Ultimately, we see clients increase machine efficiency by faster programming and using advanced manufacturing equipment like welding robots and industrial 3D printers.
How does your product take advantage of 3MF?
Interoperability is key to the automated AM ecosystem. 3MF enables interoperability with products and services across the industry such that we are able to import geometries, lattices, and nests from other build preparation & design software and enhance interoperability with 3Dprinters. 3MF facilitates the import step where we take information from other SW into Oqton platform and the export step where we push info to the 3D printers. The 3MF format also makes it easier for end customers to use different brands of software and 3D printers, and combine CAM, MES, and IOT in one brand-agnostic platform.
Why do you feel 3MF is important to the 3D Printing/AM ecosystem?
A common file format helps software and hardware connect and speak the same language to each other.
At Oqton, we are using the 3MF format as a standard printers to help us “talk” to printers. We use it to exchange information with other software, as well. It is useful because it can handle 3Dgeometries, lattices, colors, and slices. This enables the end customer to move all types of information between different systems, software, and hardware.
The ultimate vision would be if everybody in the industry moves to a common standard. If everyone adopts one file format, it would make it easier for people, less work for developers, and end-users can use multiple brands without incurring interoperability challenges.
What exciting developments do you expect to see in 3D Printing/AM over the coming months or years?
The trends coming round the corner include, a big shift in focus from hardware to software, which includes the move to cloud-based platforms, and the use of AI to automate that process.

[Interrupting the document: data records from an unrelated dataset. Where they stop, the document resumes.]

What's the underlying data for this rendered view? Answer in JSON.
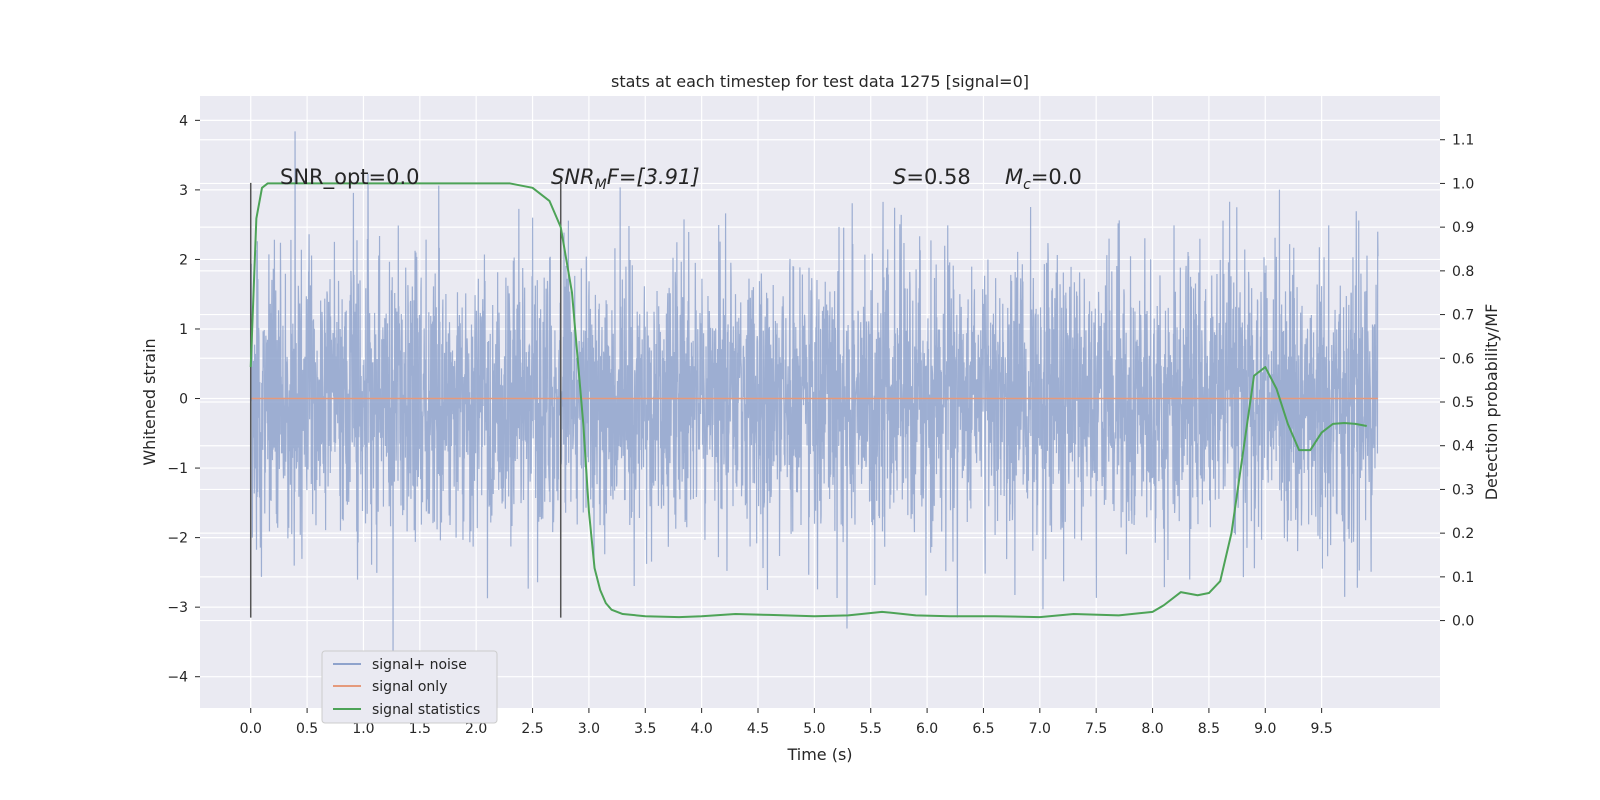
{
  "chart_data": {
    "type": "line",
    "title": "stats at each timestep for test data 1275 [signal=0]",
    "xlabel": "Time (s)",
    "ylabel": "Whitened strain",
    "y2label": "Detection probability/MF",
    "xlim": [
      -0.45,
      10.55
    ],
    "ylim": [
      -4.45,
      4.35
    ],
    "y2lim": [
      -0.2,
      1.2
    ],
    "xticks": [
      "0.0",
      "0.5",
      "1.0",
      "1.5",
      "2.0",
      "2.5",
      "3.0",
      "3.5",
      "4.0",
      "4.5",
      "5.0",
      "5.5",
      "6.0",
      "6.5",
      "7.0",
      "7.5",
      "8.0",
      "8.5",
      "9.0",
      "9.5"
    ],
    "yticks": [
      "4",
      "3",
      "2",
      "1",
      "0",
      "−1",
      "−2",
      "−3",
      "−4"
    ],
    "y2ticks": [
      "1.1",
      "1.0",
      "0.9",
      "0.8",
      "0.7",
      "0.6",
      "0.5",
      "0.4",
      "0.3",
      "0.2",
      "0.1",
      "0.0"
    ],
    "grid": true,
    "legend_position": "lower-left",
    "series": [
      {
        "name": "signal+ noise",
        "color": "#8fa3cc",
        "kind": "noise",
        "x_range": [
          0.0,
          10.0
        ],
        "mean": 0.0,
        "std": 1.0,
        "min": -4.0,
        "max": 4.0
      },
      {
        "name": "signal only",
        "color": "#e59a7c",
        "kind": "flat",
        "x": [
          0.0,
          10.0
        ],
        "y": [
          0.0,
          0.0
        ]
      },
      {
        "name": "signal statistics",
        "color": "#4da357",
        "axis": "right",
        "x": [
          0.0,
          0.05,
          0.1,
          0.15,
          0.2,
          0.3,
          0.5,
          1.0,
          1.5,
          2.0,
          2.3,
          2.5,
          2.65,
          2.75,
          2.85,
          2.9,
          2.95,
          3.0,
          3.05,
          3.1,
          3.15,
          3.2,
          3.3,
          3.5,
          3.8,
          4.0,
          4.3,
          4.6,
          5.0,
          5.3,
          5.6,
          5.9,
          6.2,
          6.6,
          7.0,
          7.3,
          7.7,
          8.0,
          8.1,
          8.25,
          8.4,
          8.5,
          8.6,
          8.7,
          8.8,
          8.9,
          9.0,
          9.1,
          9.2,
          9.3,
          9.4,
          9.5,
          9.6,
          9.7,
          9.8,
          9.9
        ],
        "y": [
          0.58,
          0.92,
          0.99,
          1.0,
          1.0,
          1.0,
          1.0,
          1.0,
          1.0,
          1.0,
          1.0,
          0.99,
          0.96,
          0.9,
          0.75,
          0.6,
          0.45,
          0.25,
          0.12,
          0.07,
          0.04,
          0.025,
          0.015,
          0.01,
          0.008,
          0.01,
          0.015,
          0.013,
          0.01,
          0.012,
          0.02,
          0.012,
          0.01,
          0.01,
          0.008,
          0.015,
          0.012,
          0.02,
          0.035,
          0.065,
          0.058,
          0.063,
          0.09,
          0.2,
          0.38,
          0.56,
          0.58,
          0.53,
          0.45,
          0.39,
          0.39,
          0.43,
          0.45,
          0.452,
          0.45,
          0.445
        ]
      }
    ],
    "markers": [
      {
        "x": 0.0,
        "y_range": [
          -3.15,
          3.1
        ]
      },
      {
        "x": 2.75,
        "y_range": [
          -3.15,
          3.1
        ]
      }
    ],
    "annotations": {
      "snr_opt": "SNR_opt=0.0",
      "snr_mf_base": "SNR",
      "snr_mf_sub": "M",
      "snr_mf_rest": "F=[3.91]",
      "s_base": "S",
      "s_rest": "=0.58",
      "mc_base": "M",
      "mc_sub": "c",
      "mc_rest": "=0.0"
    }
  }
}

IoT connected machines produce lots of data, which in turn requires machine learning AI as the only way to process all that information. Operations will therefore rely more and more on automation to manage their workflows. How to up-skill their current workforce to take on new work responsibilities and work with automation is, therefore, both a coming trend and a challenge for the industry at large.
We also see a shift in manufacturing from using 3D printing just for prototyping towards its use within actual production. AM technologies will continue to scale towards production, but still be used ubiquitously for prototyping.
Finally, another trend we see is in areas of integration. Oqton has architected, developed, and built our end-to-end platform from scratch. In doing so, we have solved a lot of difficult problems and combined powerful data processing and management with a clean and intuitive interface. We feel that open-source industry standards such as 3MF, help enable this trend through interoperability.